运行此脚本时得到的输出表明，当ISS达到目标经度时，它确实找到了时刻（在合理的容差范围内）：

When did ISS cross this longitude? -83:53:20.0
At this specific date and time: 2013/4/20 00:18:21
To double-check, at that time, sublong = -83:53:20.1

Answer 2

程序计算经度的通过时间与实际时间之间存在时间差。我已经使用美国国家航空航天局的LIS系统（位于ISS内）对其进行了检查，以查找闪电。 而且我发现，在欧洲某些轨道上，程序计算通过的时间比实际时间提前了30秒。

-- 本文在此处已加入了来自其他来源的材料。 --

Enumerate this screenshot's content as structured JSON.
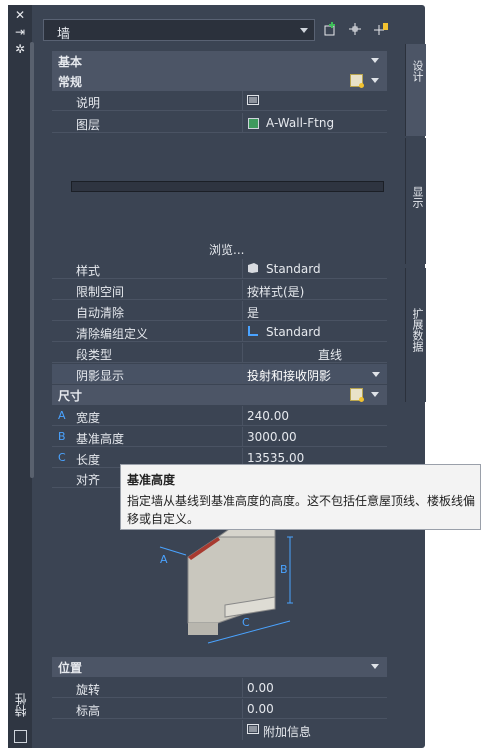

在哥伦比亚，某些轨道的前进时间约为3分钟（也许是因为哥伦比亚的1度经度（Km）比欧洲的1度经度大）。但是这个问题只发生在两个特定的轨道上！经过法国，在西西里落下的那座。那是经过美国并在古巴落下的那一架。 为什么会这样呢？ 在我的小齿轮上，我认为ephem.newton算法或TLE可能存在一些错误，通常它读取白天在晚上00:00:00创建的一个（白天，而不是实际），因为ISS每天创建3-4个TLE），或者使用sat.sublong函数来计算错误的卫星最低点。 是否有人对此问题有想法或解释？ 为什么会发生？ PS：我需要确定要进行检查，因为我需要知道ISS何时越过区域（用于检测区域内的闪电）。如果程序在某些轨道上计算出的时间比实际时间提前，则sat.sublong函数会计算出它在该区域之外（它尚未到达该区域），但是程序会显示它在该区域内区域。因此，在某些情况下，实时时间与程序计算的时间不匹配。 非常感谢您的宝贵时间！